Tras días de absoluto hermetismo y especulaciones internacionales, el flamante líder supremo de Irán, Mojtaba Khamenei, ha emitido su primer mensaje oficial a la nación.
A través de un comunicado leído por una presentadora en la televisión estatal —sin aparecer físicamente frente a las cámaras—, la nueva máxima autoridad política y religiosa del país fijó una postura de “puño de hierro“: el Estrecho de Ormuz, paso clave por donde circula el 20% del petróleo mundial, permanecerá cerrado.
Un mensaje desde la sombra y la amenaza de venganza
El nombramiento de Mojtaba, de 56 años, ocurre en un contexto crítico tras la muerte de su padre, el ayatolá Alí Khamenei, durante una ofensiva conjunta de Estados Unidos e Israel el pasado 28 de febrero. En su discurso, el nuevo líder fue tajante: “No dudaremos en vengar la sangre de nuestros mártires”.
Khamenei aseguró que la represalia no se limitará únicamente al asesinato de su progenitor, sino que cada “hijo de la nación” caído en el conflicto representa un caso abierto de rendición de cuentas. Además, lanzó un ultimátum a Washington: “Todas las bases estadounidenses en la región deben cerrarse inmediatamente“, bajo amenaza de nuevos ataques.
¿Dónde está el nuevo líder supremo?
A pesar de la contundencia de sus palabras, el misterio rodea la figura de Mojtaba Khamenei. Según informes de inteligencia de Israel y Estados Unidos, el líder habría resultado herido en las piernas durante el bombardeo que acabó con la vida de su padre.
Su ausencia física en la televisión estatal refuerza la teoría de que se encuentra resguardado en un búnker de alta seguridad con comunicaciones limitadas para evitar ser rastreado.
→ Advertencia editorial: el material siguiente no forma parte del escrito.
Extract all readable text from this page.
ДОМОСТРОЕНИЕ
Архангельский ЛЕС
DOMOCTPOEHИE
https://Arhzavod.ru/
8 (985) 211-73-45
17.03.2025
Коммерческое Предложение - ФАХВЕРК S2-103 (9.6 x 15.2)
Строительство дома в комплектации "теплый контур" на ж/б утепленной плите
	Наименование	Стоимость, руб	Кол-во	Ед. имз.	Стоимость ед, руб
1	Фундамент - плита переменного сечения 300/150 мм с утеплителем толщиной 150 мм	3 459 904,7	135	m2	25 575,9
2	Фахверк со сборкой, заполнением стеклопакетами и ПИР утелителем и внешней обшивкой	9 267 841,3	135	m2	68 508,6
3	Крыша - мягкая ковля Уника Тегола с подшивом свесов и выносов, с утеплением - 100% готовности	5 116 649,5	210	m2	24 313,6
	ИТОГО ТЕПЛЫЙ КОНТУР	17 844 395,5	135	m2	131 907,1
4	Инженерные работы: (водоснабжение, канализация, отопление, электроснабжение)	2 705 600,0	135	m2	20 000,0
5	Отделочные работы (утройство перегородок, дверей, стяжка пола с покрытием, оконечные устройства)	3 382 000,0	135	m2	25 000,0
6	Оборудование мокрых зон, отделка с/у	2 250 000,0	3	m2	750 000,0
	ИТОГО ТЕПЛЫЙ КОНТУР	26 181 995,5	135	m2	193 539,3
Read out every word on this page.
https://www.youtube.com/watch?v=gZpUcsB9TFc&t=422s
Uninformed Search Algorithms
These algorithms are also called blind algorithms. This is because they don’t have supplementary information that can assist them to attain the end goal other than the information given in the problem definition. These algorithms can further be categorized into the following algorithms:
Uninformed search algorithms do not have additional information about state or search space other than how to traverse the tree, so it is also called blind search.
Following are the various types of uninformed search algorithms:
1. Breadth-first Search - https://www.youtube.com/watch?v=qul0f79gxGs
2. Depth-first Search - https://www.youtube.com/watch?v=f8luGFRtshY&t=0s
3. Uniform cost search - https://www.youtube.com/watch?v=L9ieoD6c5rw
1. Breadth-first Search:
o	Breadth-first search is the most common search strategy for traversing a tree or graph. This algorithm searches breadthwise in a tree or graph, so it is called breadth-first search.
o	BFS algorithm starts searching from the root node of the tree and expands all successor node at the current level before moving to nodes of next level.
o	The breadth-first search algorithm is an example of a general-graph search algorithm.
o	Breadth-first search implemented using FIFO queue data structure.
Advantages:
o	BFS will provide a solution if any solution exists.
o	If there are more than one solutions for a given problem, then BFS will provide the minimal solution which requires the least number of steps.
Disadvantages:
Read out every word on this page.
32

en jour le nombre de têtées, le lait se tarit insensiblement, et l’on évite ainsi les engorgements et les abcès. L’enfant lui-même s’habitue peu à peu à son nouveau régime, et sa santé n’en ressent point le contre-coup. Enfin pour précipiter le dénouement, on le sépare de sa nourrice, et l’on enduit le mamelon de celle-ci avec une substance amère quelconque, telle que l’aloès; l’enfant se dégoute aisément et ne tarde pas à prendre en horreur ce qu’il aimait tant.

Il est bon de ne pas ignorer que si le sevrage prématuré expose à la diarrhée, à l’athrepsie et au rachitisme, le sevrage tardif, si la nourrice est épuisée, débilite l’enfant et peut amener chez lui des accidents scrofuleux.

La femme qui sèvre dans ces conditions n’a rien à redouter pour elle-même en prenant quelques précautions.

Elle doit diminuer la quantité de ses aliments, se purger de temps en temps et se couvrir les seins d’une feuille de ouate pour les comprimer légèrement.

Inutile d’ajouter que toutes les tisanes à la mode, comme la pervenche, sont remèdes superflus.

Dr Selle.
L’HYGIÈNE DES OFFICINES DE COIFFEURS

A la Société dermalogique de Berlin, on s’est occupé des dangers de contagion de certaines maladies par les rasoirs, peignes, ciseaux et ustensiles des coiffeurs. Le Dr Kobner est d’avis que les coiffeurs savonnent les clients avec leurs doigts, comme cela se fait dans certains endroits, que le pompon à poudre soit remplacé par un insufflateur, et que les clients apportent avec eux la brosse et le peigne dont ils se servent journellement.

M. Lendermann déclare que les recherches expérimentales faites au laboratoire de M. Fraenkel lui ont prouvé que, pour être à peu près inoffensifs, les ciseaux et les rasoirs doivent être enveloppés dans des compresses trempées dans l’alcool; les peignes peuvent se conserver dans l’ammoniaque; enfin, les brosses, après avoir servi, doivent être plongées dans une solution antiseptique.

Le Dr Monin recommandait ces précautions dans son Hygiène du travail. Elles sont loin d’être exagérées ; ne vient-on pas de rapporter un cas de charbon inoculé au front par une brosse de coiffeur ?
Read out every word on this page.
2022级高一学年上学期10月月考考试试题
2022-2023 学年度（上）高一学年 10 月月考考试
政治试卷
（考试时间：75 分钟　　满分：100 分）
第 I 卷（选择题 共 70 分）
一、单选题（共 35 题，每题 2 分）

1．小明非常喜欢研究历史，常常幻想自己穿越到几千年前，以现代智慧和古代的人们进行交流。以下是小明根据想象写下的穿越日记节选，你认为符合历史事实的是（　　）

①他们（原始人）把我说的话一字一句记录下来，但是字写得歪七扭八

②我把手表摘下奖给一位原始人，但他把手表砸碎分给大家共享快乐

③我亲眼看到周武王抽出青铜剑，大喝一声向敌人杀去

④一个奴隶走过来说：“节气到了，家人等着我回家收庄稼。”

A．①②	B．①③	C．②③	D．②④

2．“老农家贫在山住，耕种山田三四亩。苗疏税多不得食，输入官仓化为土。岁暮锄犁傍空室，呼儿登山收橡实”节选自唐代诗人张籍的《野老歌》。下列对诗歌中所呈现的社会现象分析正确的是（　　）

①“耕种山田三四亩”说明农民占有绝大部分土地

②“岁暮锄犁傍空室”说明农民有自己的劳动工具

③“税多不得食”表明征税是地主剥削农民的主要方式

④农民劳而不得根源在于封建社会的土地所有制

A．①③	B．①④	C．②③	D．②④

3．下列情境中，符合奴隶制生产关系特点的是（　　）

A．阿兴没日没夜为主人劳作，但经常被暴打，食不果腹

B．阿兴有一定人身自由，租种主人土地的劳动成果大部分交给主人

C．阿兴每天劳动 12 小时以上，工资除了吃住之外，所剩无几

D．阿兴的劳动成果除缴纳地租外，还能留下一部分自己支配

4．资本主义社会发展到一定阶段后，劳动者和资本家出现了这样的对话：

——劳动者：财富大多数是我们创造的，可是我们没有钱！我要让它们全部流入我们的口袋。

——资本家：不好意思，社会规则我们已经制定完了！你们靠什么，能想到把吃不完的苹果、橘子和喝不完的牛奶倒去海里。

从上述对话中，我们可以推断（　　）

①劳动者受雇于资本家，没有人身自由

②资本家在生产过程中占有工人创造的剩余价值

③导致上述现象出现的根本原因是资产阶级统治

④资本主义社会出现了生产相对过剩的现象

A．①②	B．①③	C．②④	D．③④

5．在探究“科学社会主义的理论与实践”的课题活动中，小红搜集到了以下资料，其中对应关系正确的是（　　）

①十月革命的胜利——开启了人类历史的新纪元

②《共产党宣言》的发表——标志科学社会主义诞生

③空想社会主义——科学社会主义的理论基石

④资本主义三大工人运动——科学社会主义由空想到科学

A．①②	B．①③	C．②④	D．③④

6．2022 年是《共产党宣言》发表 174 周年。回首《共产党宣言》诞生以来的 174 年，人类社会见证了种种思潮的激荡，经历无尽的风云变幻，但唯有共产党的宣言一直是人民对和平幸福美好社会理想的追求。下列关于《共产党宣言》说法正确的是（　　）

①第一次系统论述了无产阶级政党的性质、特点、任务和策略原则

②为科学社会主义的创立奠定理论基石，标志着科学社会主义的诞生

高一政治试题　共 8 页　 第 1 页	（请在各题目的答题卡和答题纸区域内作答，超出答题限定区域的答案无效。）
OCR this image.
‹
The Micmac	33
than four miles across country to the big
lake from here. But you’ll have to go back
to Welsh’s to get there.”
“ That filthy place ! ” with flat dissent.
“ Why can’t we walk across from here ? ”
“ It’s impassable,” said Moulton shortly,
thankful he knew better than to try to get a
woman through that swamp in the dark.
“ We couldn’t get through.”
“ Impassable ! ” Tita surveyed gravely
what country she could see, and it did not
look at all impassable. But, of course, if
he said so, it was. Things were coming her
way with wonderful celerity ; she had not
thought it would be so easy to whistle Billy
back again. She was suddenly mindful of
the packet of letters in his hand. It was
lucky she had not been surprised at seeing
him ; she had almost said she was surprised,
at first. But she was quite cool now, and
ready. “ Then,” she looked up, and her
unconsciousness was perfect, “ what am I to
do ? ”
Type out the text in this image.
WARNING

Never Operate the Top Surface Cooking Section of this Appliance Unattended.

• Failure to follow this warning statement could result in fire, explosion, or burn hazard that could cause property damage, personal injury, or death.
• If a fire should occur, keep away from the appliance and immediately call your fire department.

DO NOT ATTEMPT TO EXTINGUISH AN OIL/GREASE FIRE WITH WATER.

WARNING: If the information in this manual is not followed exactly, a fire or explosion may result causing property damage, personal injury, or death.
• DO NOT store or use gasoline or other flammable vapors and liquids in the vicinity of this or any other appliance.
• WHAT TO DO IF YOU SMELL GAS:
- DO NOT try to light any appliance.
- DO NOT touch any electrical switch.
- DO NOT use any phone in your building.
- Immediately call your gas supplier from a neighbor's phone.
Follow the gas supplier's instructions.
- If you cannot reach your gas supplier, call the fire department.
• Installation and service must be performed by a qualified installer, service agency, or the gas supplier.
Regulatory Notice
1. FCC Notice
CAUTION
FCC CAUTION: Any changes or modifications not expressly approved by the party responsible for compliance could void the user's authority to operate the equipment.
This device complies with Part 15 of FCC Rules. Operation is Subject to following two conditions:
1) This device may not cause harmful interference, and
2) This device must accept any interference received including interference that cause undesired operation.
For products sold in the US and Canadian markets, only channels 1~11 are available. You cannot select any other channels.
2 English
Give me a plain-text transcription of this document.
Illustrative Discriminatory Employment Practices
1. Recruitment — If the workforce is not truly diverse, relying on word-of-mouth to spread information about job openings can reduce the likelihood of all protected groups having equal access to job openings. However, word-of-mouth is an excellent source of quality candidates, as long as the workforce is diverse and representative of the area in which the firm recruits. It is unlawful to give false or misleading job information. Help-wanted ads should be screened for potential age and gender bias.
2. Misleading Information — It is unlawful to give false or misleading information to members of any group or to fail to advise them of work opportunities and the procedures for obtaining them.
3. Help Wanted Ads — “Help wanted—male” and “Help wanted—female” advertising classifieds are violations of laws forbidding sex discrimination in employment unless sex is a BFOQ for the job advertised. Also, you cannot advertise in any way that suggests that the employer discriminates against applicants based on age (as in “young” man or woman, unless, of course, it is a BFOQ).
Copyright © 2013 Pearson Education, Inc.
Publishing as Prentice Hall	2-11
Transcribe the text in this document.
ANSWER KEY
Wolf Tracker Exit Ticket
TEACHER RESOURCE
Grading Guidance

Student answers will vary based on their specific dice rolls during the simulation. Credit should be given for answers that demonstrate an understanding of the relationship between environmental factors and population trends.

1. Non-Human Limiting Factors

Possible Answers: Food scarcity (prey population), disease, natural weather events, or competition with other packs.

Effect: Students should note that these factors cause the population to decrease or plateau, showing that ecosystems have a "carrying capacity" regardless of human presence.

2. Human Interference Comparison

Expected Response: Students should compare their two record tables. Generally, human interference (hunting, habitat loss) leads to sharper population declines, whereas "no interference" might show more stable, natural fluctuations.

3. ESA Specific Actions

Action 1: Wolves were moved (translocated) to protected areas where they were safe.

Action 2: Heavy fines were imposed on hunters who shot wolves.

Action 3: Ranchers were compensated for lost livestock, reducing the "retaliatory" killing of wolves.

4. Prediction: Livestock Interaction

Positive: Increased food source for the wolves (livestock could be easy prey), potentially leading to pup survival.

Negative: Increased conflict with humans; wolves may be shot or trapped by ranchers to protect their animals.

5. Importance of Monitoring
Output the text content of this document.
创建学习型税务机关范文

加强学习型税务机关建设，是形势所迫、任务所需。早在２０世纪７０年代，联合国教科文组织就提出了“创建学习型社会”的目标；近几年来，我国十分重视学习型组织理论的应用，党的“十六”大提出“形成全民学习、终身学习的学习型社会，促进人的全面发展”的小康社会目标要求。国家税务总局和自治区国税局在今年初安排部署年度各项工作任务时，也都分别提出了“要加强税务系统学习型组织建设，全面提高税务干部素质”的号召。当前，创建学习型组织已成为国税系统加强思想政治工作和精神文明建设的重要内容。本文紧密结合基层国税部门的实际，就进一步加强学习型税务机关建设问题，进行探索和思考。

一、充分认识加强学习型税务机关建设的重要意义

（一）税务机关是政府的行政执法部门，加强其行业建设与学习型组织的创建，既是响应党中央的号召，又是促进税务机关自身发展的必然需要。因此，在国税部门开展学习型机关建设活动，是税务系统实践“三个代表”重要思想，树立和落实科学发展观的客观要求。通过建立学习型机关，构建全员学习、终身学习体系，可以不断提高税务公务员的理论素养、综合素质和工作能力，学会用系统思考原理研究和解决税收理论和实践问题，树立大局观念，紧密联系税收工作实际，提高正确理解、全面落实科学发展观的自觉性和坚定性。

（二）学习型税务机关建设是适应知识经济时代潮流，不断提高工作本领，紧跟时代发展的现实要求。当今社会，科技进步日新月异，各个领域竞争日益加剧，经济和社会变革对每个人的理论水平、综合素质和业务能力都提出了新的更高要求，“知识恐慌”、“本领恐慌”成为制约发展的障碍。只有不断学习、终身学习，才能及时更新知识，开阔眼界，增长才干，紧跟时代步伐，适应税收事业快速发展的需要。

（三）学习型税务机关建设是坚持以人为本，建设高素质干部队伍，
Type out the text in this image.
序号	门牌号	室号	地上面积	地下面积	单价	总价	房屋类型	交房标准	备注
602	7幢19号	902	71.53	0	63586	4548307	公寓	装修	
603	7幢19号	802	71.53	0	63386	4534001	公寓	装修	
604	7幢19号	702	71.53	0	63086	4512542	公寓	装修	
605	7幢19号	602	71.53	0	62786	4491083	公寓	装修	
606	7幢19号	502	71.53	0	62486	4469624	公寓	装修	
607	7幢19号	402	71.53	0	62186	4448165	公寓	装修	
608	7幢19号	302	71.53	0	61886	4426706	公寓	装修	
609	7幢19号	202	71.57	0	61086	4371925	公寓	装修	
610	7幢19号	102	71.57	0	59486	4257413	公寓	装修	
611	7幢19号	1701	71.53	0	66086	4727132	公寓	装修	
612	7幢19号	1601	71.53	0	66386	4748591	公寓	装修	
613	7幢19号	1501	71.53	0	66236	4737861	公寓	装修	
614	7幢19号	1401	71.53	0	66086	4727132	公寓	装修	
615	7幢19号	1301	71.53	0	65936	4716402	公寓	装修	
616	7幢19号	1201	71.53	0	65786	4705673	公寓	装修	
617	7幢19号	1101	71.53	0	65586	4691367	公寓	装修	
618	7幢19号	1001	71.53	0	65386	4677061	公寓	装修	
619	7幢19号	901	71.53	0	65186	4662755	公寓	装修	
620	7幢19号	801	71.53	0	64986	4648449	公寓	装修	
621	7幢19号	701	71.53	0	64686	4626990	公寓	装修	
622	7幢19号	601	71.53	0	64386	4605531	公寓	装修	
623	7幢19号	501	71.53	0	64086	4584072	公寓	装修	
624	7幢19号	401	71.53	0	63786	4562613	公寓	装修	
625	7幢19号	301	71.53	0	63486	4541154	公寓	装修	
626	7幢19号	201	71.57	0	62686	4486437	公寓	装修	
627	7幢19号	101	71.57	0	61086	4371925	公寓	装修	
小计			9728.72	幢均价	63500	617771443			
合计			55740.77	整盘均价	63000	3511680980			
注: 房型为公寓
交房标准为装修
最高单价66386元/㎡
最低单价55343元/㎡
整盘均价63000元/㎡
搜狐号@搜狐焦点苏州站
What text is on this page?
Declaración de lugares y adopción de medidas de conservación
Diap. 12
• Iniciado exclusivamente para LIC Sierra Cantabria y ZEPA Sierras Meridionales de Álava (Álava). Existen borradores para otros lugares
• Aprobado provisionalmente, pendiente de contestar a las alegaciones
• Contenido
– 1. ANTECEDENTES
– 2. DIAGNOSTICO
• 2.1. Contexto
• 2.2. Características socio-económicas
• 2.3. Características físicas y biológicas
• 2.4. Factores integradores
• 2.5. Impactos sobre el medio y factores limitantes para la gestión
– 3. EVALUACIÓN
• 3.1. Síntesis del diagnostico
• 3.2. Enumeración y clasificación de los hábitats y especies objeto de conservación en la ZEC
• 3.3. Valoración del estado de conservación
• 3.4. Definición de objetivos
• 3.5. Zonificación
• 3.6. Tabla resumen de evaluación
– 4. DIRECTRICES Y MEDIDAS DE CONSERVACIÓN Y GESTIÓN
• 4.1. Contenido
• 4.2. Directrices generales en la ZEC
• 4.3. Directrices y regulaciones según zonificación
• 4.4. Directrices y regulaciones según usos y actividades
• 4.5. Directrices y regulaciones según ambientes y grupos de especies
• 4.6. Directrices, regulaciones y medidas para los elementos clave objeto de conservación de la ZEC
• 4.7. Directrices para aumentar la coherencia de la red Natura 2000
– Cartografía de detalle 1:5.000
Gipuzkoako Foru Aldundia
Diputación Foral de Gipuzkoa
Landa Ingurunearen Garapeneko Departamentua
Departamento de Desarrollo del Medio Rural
El régimen, por su parte, lo ha calificado como un “veterano de guerra herido“, una etiqueta con fuerte carga simbólica en la cultura política iraní.
El Estrecho de Ormuz: el arma económica de Teherán
La decisión de mantener bloqueado el Estrecho de Ormuz busca asfixiar la economía global y presionar a las potencias occidentales. Mojtaba Jameneí defendió el cierre como una herramienta legítima para enfrentar al “enemigo”, advirtiendo que los ataques contra buques en el Golfo Pérsico continuarán mientras la guerra persista.
Mientras Donald Trump califica su designación como “inaceptable” y los mercados energéticos reaccionan con volatilidad, el nuevo ayatolá parece decidido a profundizar el aislamiento de Irán, apostando por una “guerra hasta la victoria” que mantiene en vilo a todo el mundo.
Con información de La Nación y de DW.